Foto: Philip Kottlorz Fotografie

Julia Borsch, Chefredakteurin der DAZ

Ab dem 1. Juli 2023 soll es einen weiteren Einlöseweg für E-Rezepte geben. Es soll dann möglich sein, sie mittels der Versicherten­karte in der Apotheke abzurufen (siehe S. 16). Aber mal ganz ehrlich: Locken News zum E-Rezept eigentlich noch irgendwen hinter dem Ofen vor? So richtig dran glauben, dass es zeitnah wirklich flächendeckend eingeführt wird, tut doch die Mehrheit von uns Apothekern ohnehin nicht mehr. Daran dürfte auch die neue Abrufmöglichkeit nichts ändern. Und außer ausländischen Versendern und ein paar „Enthusiasten“ – es gibt zwischen beiden auch Schnittmengen – wartet doch auch kaum jemand aufs E-Rezept. Nicht einmal die Patientinnen und Patienten vermissen es. Dabei könnten für sie die elektronischen Verordnungen Vorteile haben: So sind zum Beispiel Wiederholungsverordnungen möglich. Das Rezept kann zudem vorab in die Apotheke der Wahl geschickt werden. Und zwar nicht wie bisher in Form einer Kopie oder eines Fotos, sondern die Apotheke, die zum Abruf berechtigt wird, hat sofort Zugriff auf die Originalverordnung. Außerdem können mit einem E-Rezept alle verordneten Positionen unabhängig voneinander in verschiedenen Apotheken eingelöst werden. Bislang gilt bei mehreren auf einem Verordnungsblatt verschriebenen Arzneimitteln: alles oder nichts. Insbesondere in Zeiten massiver Liefereng­pässe kann das für die Patientinnen und Patienten sehr hilfreich sein.

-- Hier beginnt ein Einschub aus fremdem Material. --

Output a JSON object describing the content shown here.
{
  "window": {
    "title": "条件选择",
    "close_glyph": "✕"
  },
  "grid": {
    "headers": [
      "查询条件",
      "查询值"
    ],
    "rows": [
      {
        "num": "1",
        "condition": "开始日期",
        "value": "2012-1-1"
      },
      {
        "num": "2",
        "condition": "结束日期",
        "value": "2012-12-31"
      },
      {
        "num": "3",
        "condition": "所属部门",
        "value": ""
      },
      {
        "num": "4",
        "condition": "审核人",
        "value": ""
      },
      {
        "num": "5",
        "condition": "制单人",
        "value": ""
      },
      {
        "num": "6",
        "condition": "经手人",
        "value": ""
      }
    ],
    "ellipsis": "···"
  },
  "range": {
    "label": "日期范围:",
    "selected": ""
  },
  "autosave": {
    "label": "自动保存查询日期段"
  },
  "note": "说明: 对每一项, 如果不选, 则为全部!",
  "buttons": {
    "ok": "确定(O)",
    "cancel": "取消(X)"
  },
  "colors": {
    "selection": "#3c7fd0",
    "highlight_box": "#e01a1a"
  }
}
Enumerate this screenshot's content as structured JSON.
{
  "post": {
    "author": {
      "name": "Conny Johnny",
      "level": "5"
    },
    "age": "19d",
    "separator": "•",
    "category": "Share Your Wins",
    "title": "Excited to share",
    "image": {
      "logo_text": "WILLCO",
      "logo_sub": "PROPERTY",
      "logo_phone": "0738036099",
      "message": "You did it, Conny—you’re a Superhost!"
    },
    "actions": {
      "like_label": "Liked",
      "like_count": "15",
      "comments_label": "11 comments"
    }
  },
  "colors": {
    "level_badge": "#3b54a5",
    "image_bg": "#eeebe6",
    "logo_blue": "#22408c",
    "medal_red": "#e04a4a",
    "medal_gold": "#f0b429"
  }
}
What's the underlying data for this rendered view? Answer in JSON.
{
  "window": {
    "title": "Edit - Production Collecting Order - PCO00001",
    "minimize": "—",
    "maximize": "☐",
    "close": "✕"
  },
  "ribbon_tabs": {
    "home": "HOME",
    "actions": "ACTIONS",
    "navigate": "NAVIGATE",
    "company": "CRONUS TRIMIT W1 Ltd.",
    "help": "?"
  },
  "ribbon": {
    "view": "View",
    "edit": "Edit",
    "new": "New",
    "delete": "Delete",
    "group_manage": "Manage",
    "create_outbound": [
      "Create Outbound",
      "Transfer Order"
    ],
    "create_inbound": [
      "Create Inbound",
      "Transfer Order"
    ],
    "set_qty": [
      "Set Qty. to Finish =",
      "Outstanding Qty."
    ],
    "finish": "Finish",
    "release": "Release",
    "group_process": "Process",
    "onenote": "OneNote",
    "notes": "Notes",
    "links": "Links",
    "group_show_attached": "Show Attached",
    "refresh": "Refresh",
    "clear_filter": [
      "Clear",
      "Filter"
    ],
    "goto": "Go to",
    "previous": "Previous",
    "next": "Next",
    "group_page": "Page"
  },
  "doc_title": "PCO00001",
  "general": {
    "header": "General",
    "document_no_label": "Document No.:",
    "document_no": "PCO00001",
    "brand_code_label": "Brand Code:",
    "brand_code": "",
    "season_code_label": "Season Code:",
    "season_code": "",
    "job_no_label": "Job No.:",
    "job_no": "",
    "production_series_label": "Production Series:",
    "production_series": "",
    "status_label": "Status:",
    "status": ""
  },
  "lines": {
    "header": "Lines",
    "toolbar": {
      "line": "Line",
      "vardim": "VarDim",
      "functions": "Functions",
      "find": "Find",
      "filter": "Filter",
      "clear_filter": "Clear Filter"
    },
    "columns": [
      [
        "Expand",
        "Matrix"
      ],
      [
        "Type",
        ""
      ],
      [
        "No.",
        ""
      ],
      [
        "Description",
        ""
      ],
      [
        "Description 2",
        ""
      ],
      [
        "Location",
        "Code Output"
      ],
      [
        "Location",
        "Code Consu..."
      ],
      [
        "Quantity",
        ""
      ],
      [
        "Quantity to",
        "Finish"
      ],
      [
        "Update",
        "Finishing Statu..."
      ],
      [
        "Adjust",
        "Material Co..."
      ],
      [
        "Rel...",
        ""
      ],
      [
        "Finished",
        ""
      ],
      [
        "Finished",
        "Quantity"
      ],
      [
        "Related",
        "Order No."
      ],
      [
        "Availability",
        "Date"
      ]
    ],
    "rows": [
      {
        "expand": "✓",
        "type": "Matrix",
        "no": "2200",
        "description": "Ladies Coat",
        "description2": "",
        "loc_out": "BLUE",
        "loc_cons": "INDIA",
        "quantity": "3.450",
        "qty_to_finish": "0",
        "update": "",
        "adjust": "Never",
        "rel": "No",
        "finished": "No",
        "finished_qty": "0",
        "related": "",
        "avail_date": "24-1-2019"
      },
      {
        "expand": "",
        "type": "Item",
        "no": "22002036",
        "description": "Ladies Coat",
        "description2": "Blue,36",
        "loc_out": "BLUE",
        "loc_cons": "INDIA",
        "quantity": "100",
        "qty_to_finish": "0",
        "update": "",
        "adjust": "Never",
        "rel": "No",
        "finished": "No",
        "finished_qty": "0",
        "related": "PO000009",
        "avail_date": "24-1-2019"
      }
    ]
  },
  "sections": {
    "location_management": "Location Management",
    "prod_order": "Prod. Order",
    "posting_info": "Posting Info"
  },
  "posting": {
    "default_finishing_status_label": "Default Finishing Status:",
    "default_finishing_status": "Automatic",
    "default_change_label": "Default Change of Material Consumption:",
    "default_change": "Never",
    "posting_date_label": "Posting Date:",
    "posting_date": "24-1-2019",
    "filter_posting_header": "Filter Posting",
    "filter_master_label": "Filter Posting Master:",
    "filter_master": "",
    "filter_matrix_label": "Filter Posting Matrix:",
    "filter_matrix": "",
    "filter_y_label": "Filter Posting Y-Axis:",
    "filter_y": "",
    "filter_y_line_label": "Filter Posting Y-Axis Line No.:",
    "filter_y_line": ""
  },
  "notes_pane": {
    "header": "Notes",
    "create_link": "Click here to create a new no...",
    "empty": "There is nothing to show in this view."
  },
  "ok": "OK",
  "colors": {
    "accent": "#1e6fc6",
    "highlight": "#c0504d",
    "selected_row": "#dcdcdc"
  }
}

Weil die Einführung des E-Rezepts von vorne bis hinten eine kommunikative Kata­strophe war und ist, wissen die Patientinnen und Patienten aber gar nichts von den Möglichkeiten, die ihnen entgehen. Auch den Leistungserbringern wurden die potenziellen Vorteile der elektronischen Verordnungen nicht klar kommuniziert, weswegen ihnen das E-Rezept bestenfalls egal ist oder sie es wie einige kassenärztliche Vereinigungen ablehnen, ja sogar blockieren.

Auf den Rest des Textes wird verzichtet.